General characteristics
- Class & type: Gearing-class destroyer
- Displacement: 3,460 tons (full)
- Length: 390 ft 6 in (119 m)
- Beam: 40 ft 10 in (12 m)
- Draft: 14 ft 4 in (4 m)
- Propulsion: Two-screw General Electric geared turbines, 60,000 shp (45,000 kW)
- Speed: 36.8 knots (68.2 km/h; 42.3 mph)
- Range: 4,500 nmi (8,300 km; 5,200 mi) at 20 kn (37 km/h; 23 mph)
- Complement: 336
- Armament: 6 × 5"/38 caliber guns (3x2); 12 × 40 mm guns; 11 × 20 mm guns; 10 × 21" torpedo tubes (2x5) 10 torpedoes;

= USS McCaffery =

Gearing-class destroyer

USS McCaffery (DD/DDE-860) was a in service with the United States Navy from 1945 to 1973. She was scrapped in 1974.

==Namesake==
Joseph P. McCaffery was born on 20 August 1906 in Chester, Pennsylvania. He accepted a commission in the United States Marine Corps Reserves in March 1929, after resigning a commission in the Army Reserve held from 1927 as a graduate of Pennsylvania Military College, now Widener University.
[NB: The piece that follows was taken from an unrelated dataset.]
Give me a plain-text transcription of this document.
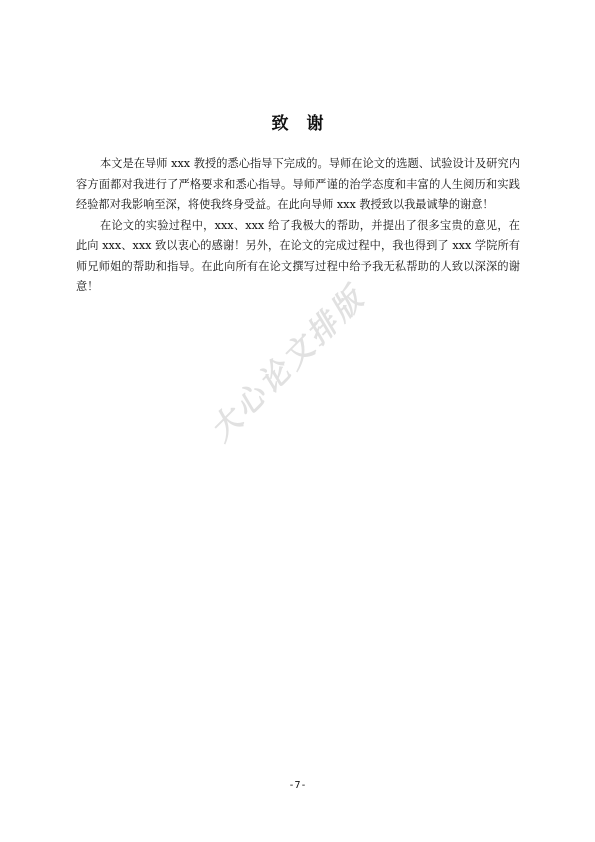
致谢

本文是在导师 xxx 教授的悉心指导下完成的。导师在论文的选题、试验设计及研究内容方面都对我进行了严格要求和悉心指导。导师严谨的治学态度和丰富的人生阅历和实践经验都对我影响至深，将使我终身受益。在此向导师 xxx 教授致以我最诚挚的谢意！

在论文的实验过程中，xxx、xxx 给了我极大的帮助，并提出了很多宝贵的意见，在此向 xxx、xxx 致以衷心的感谢！另外，在论文的完成过程中，我也得到了 xxx 学院所有师兄师姐的帮助和指导。在此向所有在论文撰写过程中给予我无私帮助的人致以深深的谢意！	大心论文排版
-7-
A veteran of the Guadalcanal campaign and New Georgia campaign, he was fatally wounded in the Landings at Cape Torokina, Bougainville on 1 November 1943, as he led his Marine Raider battalion against entrenched Japanese positions. He was posthumously awarded the Navy Cross.

==History==
Nicknamed "Big Mac", ironic as its namesake was nicknamed "Little Joe", McCaffery was laid down by the Bethlehem Shipbuilding at San Pedro in California on 1 October 1944, launched on 12 April 1945 by Miss Patricia McCaffery, niece of Lieutenant Colonel McCaffery and commissioned on 26 July 1945.

McCaffery operated with the 7th Fleet in support of United Nations Forces during the Korean War, alternated operations along the east coast and in the Caribbean with the 2nd Fleet with deployments to the Mediterranean with the 6th Fleet, underwent an extensive Fleet Rehabilitation and Modernization (FRAM) overhaul at the New York Naval Shipyard in 1961, participated in quarantine operations during the Cuban Missile Crisis in 1962, acted as communications relay ship for the Mercury space shot in May 1963, participated in the recovery missions for the Gemini IX and Gemini XII missions, and participated in Sea Dragon and Market Time operations, patrolled on search and rescue duties and carried out naval gunfire support missions during the Vietnam War.

McCaffery was decommissioned and stricken from the Naval Vessel Register on 30 September 1973, and sold for scrap on 11 June 1974.